Dispensa de certidão negativa
Recebeu parecer favorável o PL 127/2022, que inclui os hospitais filantrópicos
ou municipais na lista de casos de dispensa de Certidões Negativas de Débitos
Estaduais (CND) para fins de celebração de convênio, contrato ou instrumento
similar, tendo como objeto o repasse de recursos financeiros pelo Estado para o
custeio e manutenção dessas unidades.
A proposta é do deputado José Milton Scheffer (PP). A
unidade hospitalar ficará desobrigada de apresentar a certidão se comprovar que
possui, no mínimo, 20% de taxa de ocupação de leitos disponibilizados para
Sistema Único de Saúde (SUS) no momento em que o convênio for celebrado. A
dispensa de apresentação da CND pelos hospitais filantrópicos e municipais vai
valer até o dia 31 de dezembro de 2023. Segue agora para a Comissão de
Trabalho, Administração e Serviço Público.

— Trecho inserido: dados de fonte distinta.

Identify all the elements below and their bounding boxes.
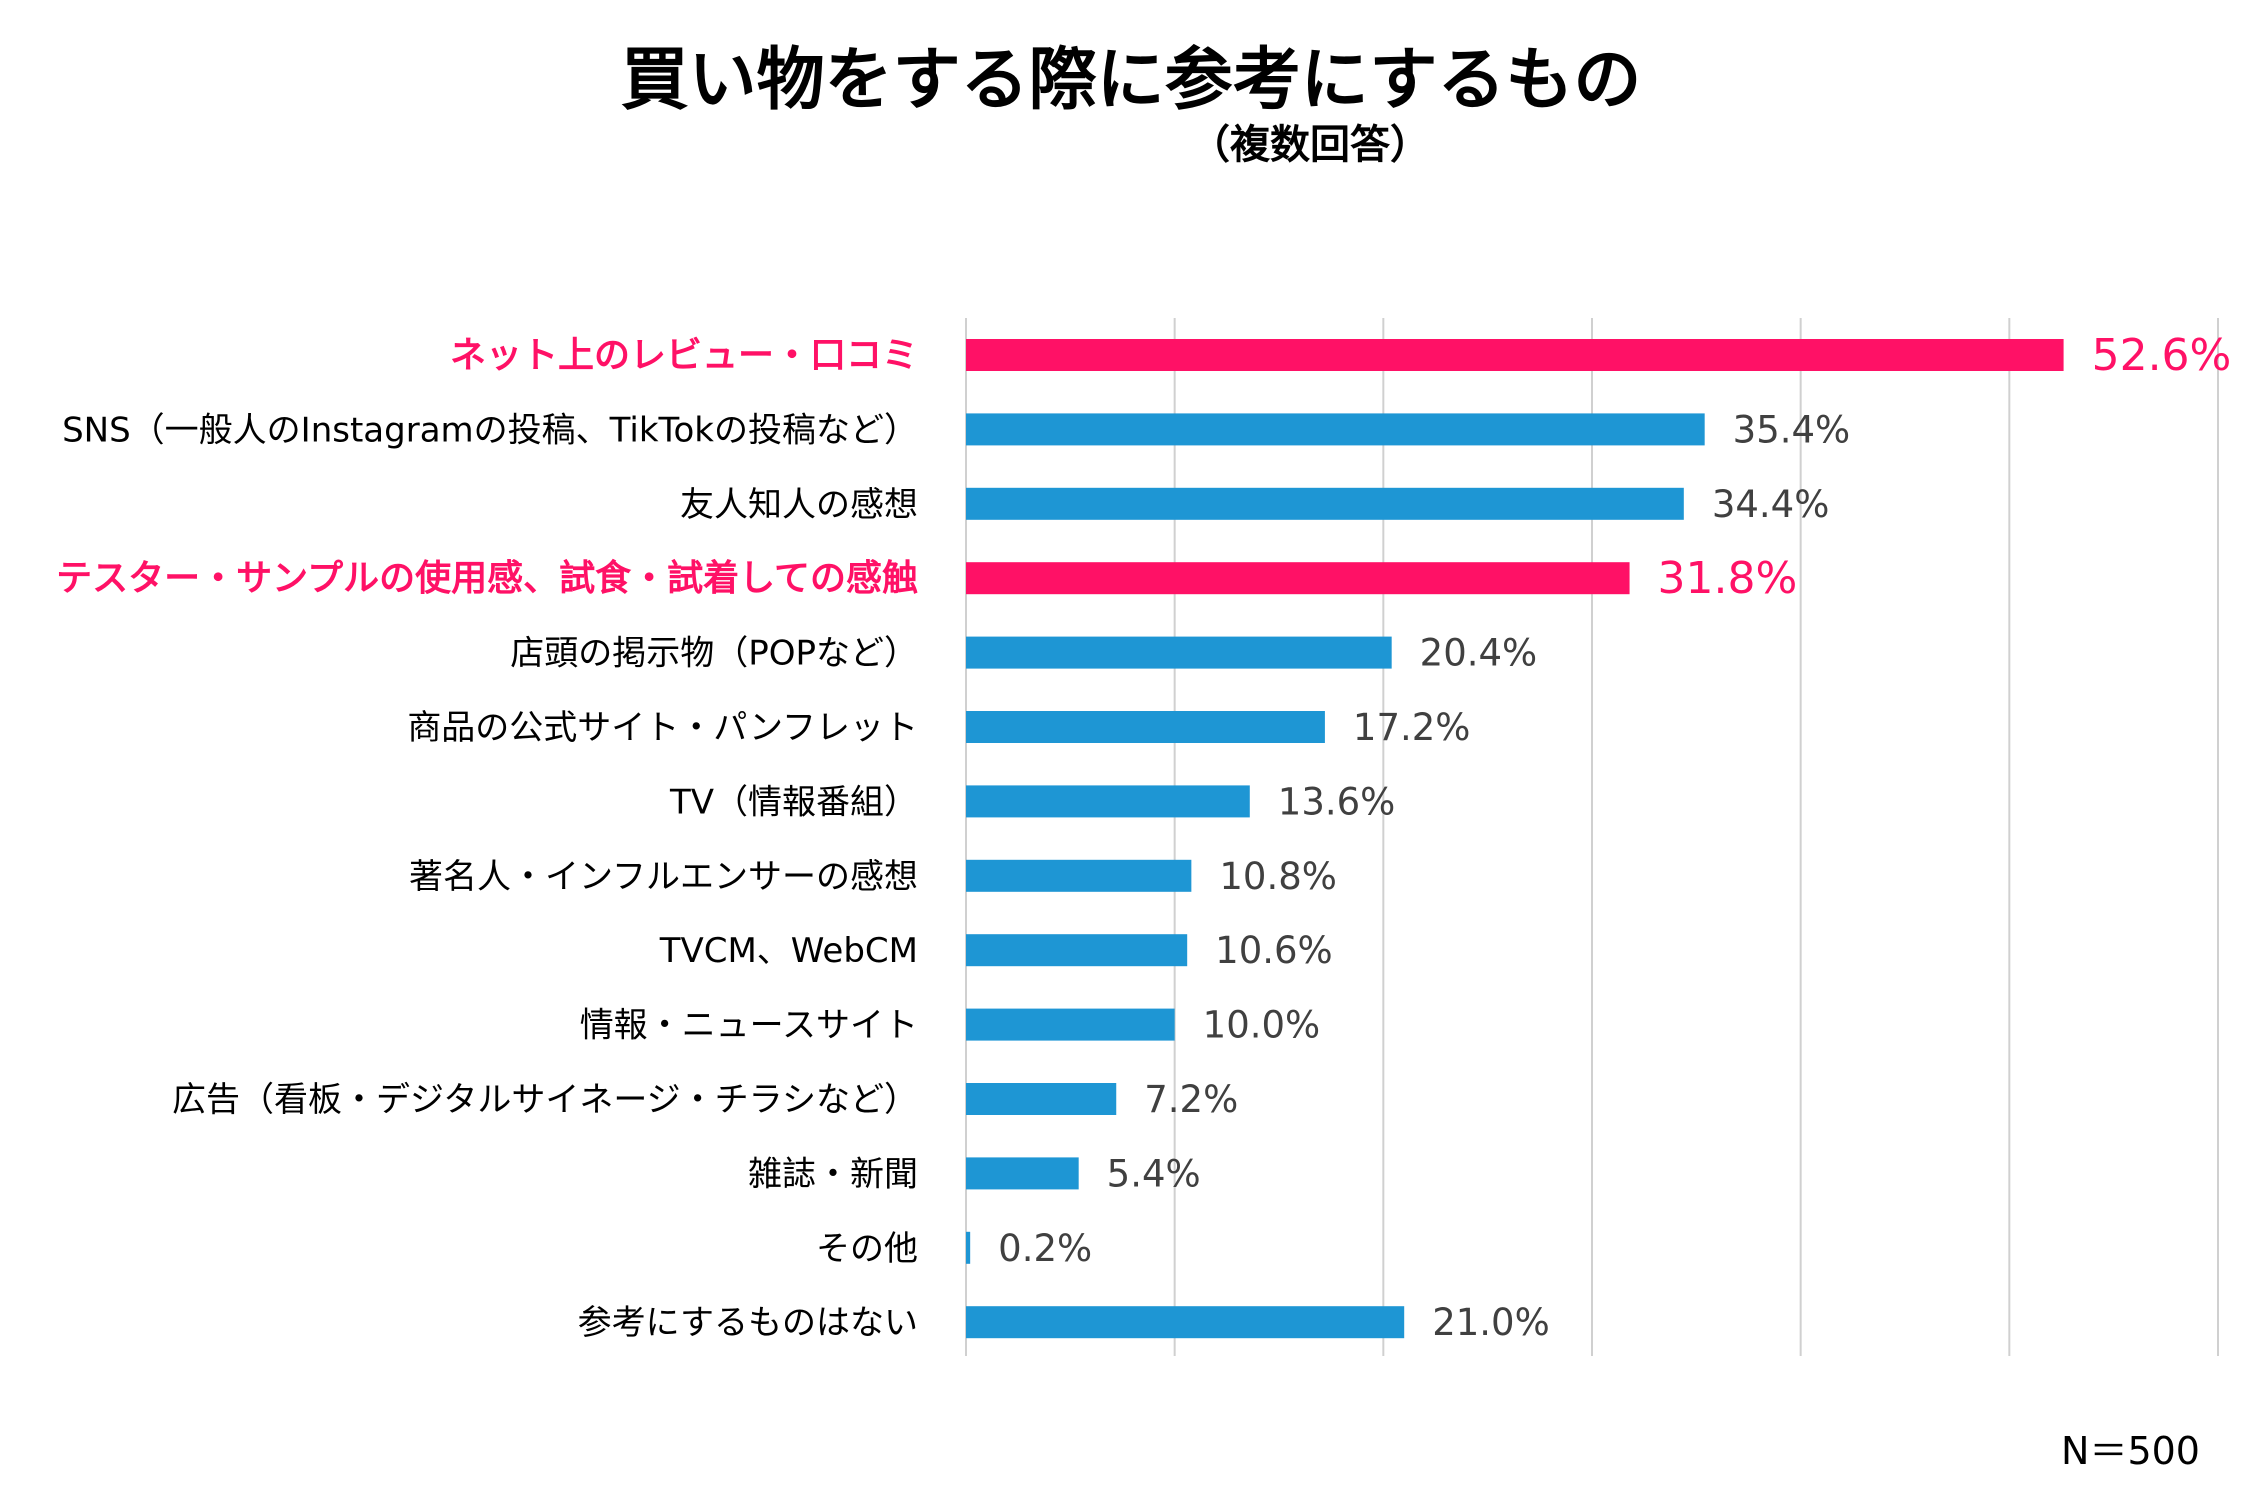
value-label: 5.4% xyxy=(1107,1152,1201,1195)
value-label: 13.6% xyxy=(1278,780,1396,823)
value-label: 0.2% xyxy=(998,1227,1092,1270)
category-label: SNS（一般人のInstagramの投稿、TikTokの投稿など） xyxy=(62,410,918,450)
value-label: 10.8% xyxy=(1219,855,1337,898)
category-label: 店頭の掲示物（POPなど） xyxy=(510,634,918,674)
category-label: 著名人・インフルエンサーの感想 xyxy=(409,857,918,897)
category-label: 商品の公式サイト・パンフレット xyxy=(407,708,918,748)
value-label: 35.4% xyxy=(1733,408,1851,451)
bar xyxy=(966,487,1684,520)
bar xyxy=(966,1083,1117,1115)
bar xyxy=(966,636,1392,669)
value-label: 21.0% xyxy=(1432,1301,1550,1344)
bar xyxy=(966,785,1250,818)
value-label: 34.4% xyxy=(1712,483,1830,526)
category-label-highlighted: ネット上のレビュー・口コミ xyxy=(450,335,918,376)
bar-highlighted xyxy=(966,562,1630,595)
category-label-highlighted: テスター・サンプルの使用感、試食・試着しての感触 xyxy=(56,558,918,599)
value-label: 10.6% xyxy=(1215,929,1333,972)
category-label: 雑誌・新聞 xyxy=(748,1154,918,1194)
category-label: 参考にするものはない xyxy=(578,1303,918,1343)
bar-highlighted xyxy=(966,339,2064,371)
value-labels: 52.6% 35.4% 34.4% 31.8% 20.4% 17.2% 13.6% 10.8%… xyxy=(998,330,2231,1344)
category-label: TVCM、WebCM xyxy=(659,931,918,971)
bar xyxy=(966,1157,1079,1190)
bars xyxy=(966,339,2064,1339)
gridlines xyxy=(965,318,2219,1356)
value-label: 20.4% xyxy=(1420,632,1538,675)
bar xyxy=(966,413,1705,446)
category-label: 友人知人の感想 xyxy=(680,485,918,525)
chart-subtitle: （複数回答） xyxy=(1190,122,1430,168)
sample-size-note: N＝500 xyxy=(2061,1429,2200,1473)
category-label: 広告（看板・デジタルサイネージ・チラシなど） xyxy=(172,1080,918,1120)
category-labels: ネット上のレビュー・口コミ SNS（一般人のInstagramの投稿、TikTok… xyxy=(56,335,918,1343)
bar xyxy=(966,859,1192,892)
category-label: その他 xyxy=(816,1229,918,1269)
bar xyxy=(966,711,1325,743)
category-label: 情報・ニュースサイト xyxy=(580,1006,918,1046)
chart-title: 買い物をする際に参考にするもの xyxy=(620,41,1642,120)
bar xyxy=(966,934,1188,967)
value-label: 10.0% xyxy=(1203,1004,1321,1047)
value-label-highlighted: 31.8% xyxy=(1658,553,1798,604)
bar xyxy=(966,1008,1175,1041)
bar xyxy=(966,1306,1405,1339)
bar xyxy=(966,1231,971,1264)
value-label: 7.2% xyxy=(1144,1078,1238,1121)
value-label: 17.2% xyxy=(1353,706,1471,749)
value-label-highlighted: 52.6% xyxy=(2092,330,2232,381)
category-label: TV（情報番組） xyxy=(669,782,918,822)
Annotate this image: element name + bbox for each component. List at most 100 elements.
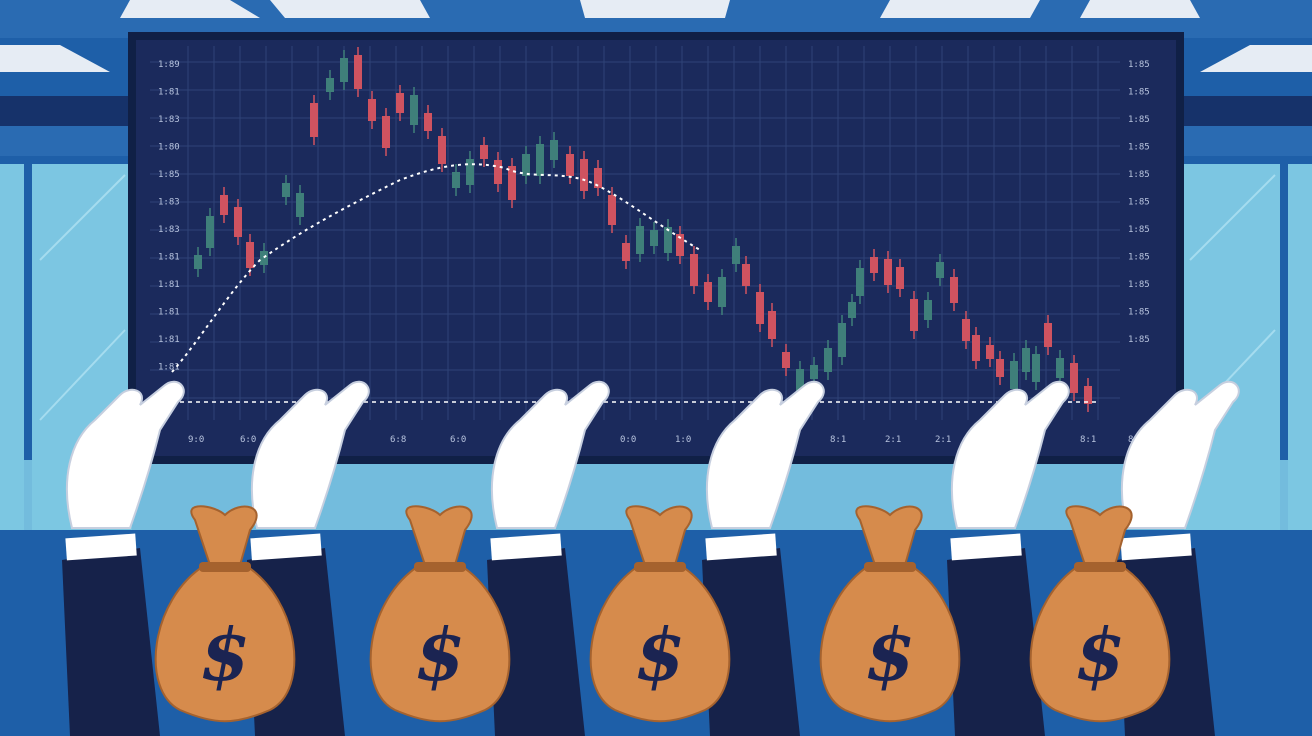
money-bag-tie (634, 562, 686, 572)
candle-body (650, 230, 658, 246)
money-bag-body (589, 564, 731, 723)
candle-body (950, 277, 958, 303)
money-bag-tie (864, 562, 916, 572)
dollar-sign-icon: $ (865, 612, 915, 697)
money-bag: $ (589, 505, 731, 723)
y-tick-label: 1:81 (158, 335, 180, 345)
candle-body (924, 300, 932, 320)
candle-body (396, 93, 404, 113)
candle-body (732, 246, 740, 264)
white-glove-icon (951, 380, 1070, 529)
money-bag-tie (199, 562, 251, 572)
candle-body (260, 251, 268, 265)
jacket-sleeve (702, 548, 800, 736)
x-tick-label: 6:0 (450, 435, 466, 445)
y-tick-label: 1:81 (158, 253, 180, 263)
money-bag-neck (625, 505, 693, 566)
y-tick-label: 1:83 (158, 198, 180, 208)
y-tick-label: 1:85 (1128, 170, 1150, 180)
candle-body (756, 292, 764, 324)
y-tick-label: 1:81 (158, 88, 180, 98)
white-glove-icon (1121, 380, 1240, 529)
shirt-cuff (1120, 533, 1192, 561)
shirt-cuff (250, 533, 322, 561)
x-tick-label: 2:1 (885, 435, 901, 445)
dollar-sign-icon: $ (415, 612, 465, 697)
candle-body (466, 159, 474, 185)
candle-body (664, 227, 672, 253)
money-bag-tie (414, 562, 466, 572)
candle-body (972, 335, 980, 361)
candle-body (718, 277, 726, 307)
y-tick-label: 1:85 (1128, 308, 1150, 318)
y-tick-label: 1:85 (1128, 198, 1150, 208)
shirt-cuff (705, 533, 777, 561)
candle-body (452, 172, 460, 188)
y-tick-label: 1:85 (1128, 115, 1150, 125)
candle-body (580, 159, 588, 191)
candle-body (246, 242, 254, 268)
candle-body (1032, 354, 1040, 382)
candle-body (608, 195, 616, 225)
candle-body (508, 166, 516, 200)
y-tick-label: 1:89 (158, 60, 180, 70)
x-tick-label: 6:8 (390, 435, 406, 445)
y-tick-label: 1:80 (158, 143, 180, 153)
money-bag: $ (819, 505, 961, 723)
y-tick-label: 1:81 (158, 280, 180, 290)
shirt-cuff (950, 533, 1022, 561)
x-tick-label: 8:1 (830, 435, 846, 445)
raised-hands (62, 380, 1240, 736)
x-tick-label: 0:0 (620, 435, 636, 445)
x-tick-label: 6:0 (240, 435, 256, 445)
candle-body (884, 259, 892, 285)
y-tick-label: 1:85 (1128, 253, 1150, 263)
jacket-sleeve (947, 548, 1045, 736)
candle-body (550, 140, 558, 160)
candle-body (810, 365, 818, 379)
money-bag-neck (405, 505, 473, 566)
x-tick-label: 9:0 (188, 435, 204, 445)
gloved-hand-arm (702, 380, 825, 736)
money-bag-body (819, 564, 961, 723)
candle-body (690, 254, 698, 286)
candle-body (310, 103, 318, 137)
candle-body (326, 78, 334, 92)
white-glove-icon (251, 380, 370, 529)
market-board: 1:89 1:81 1:83 1:80 1:85 1:83 1:83 1:81 1:81 1:81… (128, 32, 1184, 464)
money-bag: $ (154, 505, 296, 723)
candle-body (704, 282, 712, 302)
candle-body (936, 262, 944, 278)
money-bag-body (369, 564, 511, 723)
candle-body (742, 264, 750, 286)
candle-body (194, 255, 202, 269)
y-tick-label: 1:85 (1128, 60, 1150, 70)
dollar-sign-icon: $ (1075, 612, 1125, 697)
candle-body (824, 348, 832, 372)
candle-body (838, 323, 846, 357)
candle-body (206, 216, 214, 248)
gloved-hand-arm (947, 380, 1070, 736)
y-tick-label: 1:85 (1128, 335, 1150, 345)
candle-body (340, 58, 348, 82)
candle-body (986, 345, 994, 359)
shirt-cuff (65, 533, 137, 561)
jacket-sleeve (62, 548, 160, 736)
candle-body (234, 207, 242, 237)
candle-body (848, 302, 856, 318)
x-tick-label: 2:1 (935, 435, 951, 445)
candle-body (522, 154, 530, 176)
candle-body (536, 144, 544, 176)
candle-body (996, 359, 1004, 377)
dollar-sign-icon: $ (200, 612, 250, 697)
money-bag: $ (1029, 505, 1171, 723)
candle-body (438, 136, 446, 164)
x-tick-label: 1:0 (675, 435, 691, 445)
y-tick-label: 1:85 (1128, 280, 1150, 290)
board-grid (150, 46, 1120, 420)
x-tick-label: 8:1 (1080, 435, 1096, 445)
candle-body (494, 160, 502, 184)
y-tick-label: 1:83 (158, 115, 180, 125)
money-bag-neck (1065, 505, 1133, 566)
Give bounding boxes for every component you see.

Incentivo ao uso da bicicleta
Incentivar o uso da bicicleta como transporte alternativo e de lazer é o
objetivo de outro projeto aprovado na comissão. O PL 338/2017, apresentado pelo
deputado Valdir Cobalchini (MDB), cria a Política Estadual de Mobilidade por
Bicicleta.
A ideia é que sejam criadas ações em todas as regiões do
estado para estimular o uso da bicicleta como meio de transporte principal e,
com isso, reduzir a circulação de automóveis, resultando na diminuição de
ruídos e gases poluentes, e dos congestionamentos. A proposta ainda depende de
aprovação na Comissão de Transportes e Desenvolvimento Urbano.
Recipiente de GLP
Foi aprovado o PL 382/2021, de autoria do ex-deputado Rudinei Floriano, que
dispõe sobre o direito do consumidor à livre circulação de recipiente
transportável de Gás Liquefeito de Petróleo (GLP) em Santa Catarina.
A proposição visa garantir a livre utilização do vasilhame
do combustível, ainda que por empresa diversa da titular da marca nele
inscrita. Também veda a criação de vínculo artificial com o consumidor que o
adquiriu. A próxima comissão a analisar a proposta é a de Economia, Ciência,
Tecnologia, Minas e Energia.
Votação LOA 2023
O presidente da Comissão de Finanças e Tributação, deputado Marcos Vieira (PSDB), anunciou um novo adiamento no prazo para apresentação do relatório final do Projeto da Lei Orçamentária Anual (LOA) de 2023. O parlamentar, que também é o relator da proposta, justificou que deu prazo até o dia 9 de dezembro para que o governador eleito, Jorginho Mello, possa encaminhar emendas ao projeto. A previsão de Vieira é de que o parecer conclusivo da LOA de 2023 seja apresentado aos deputados da Comissão até o dia 14 de dezembro.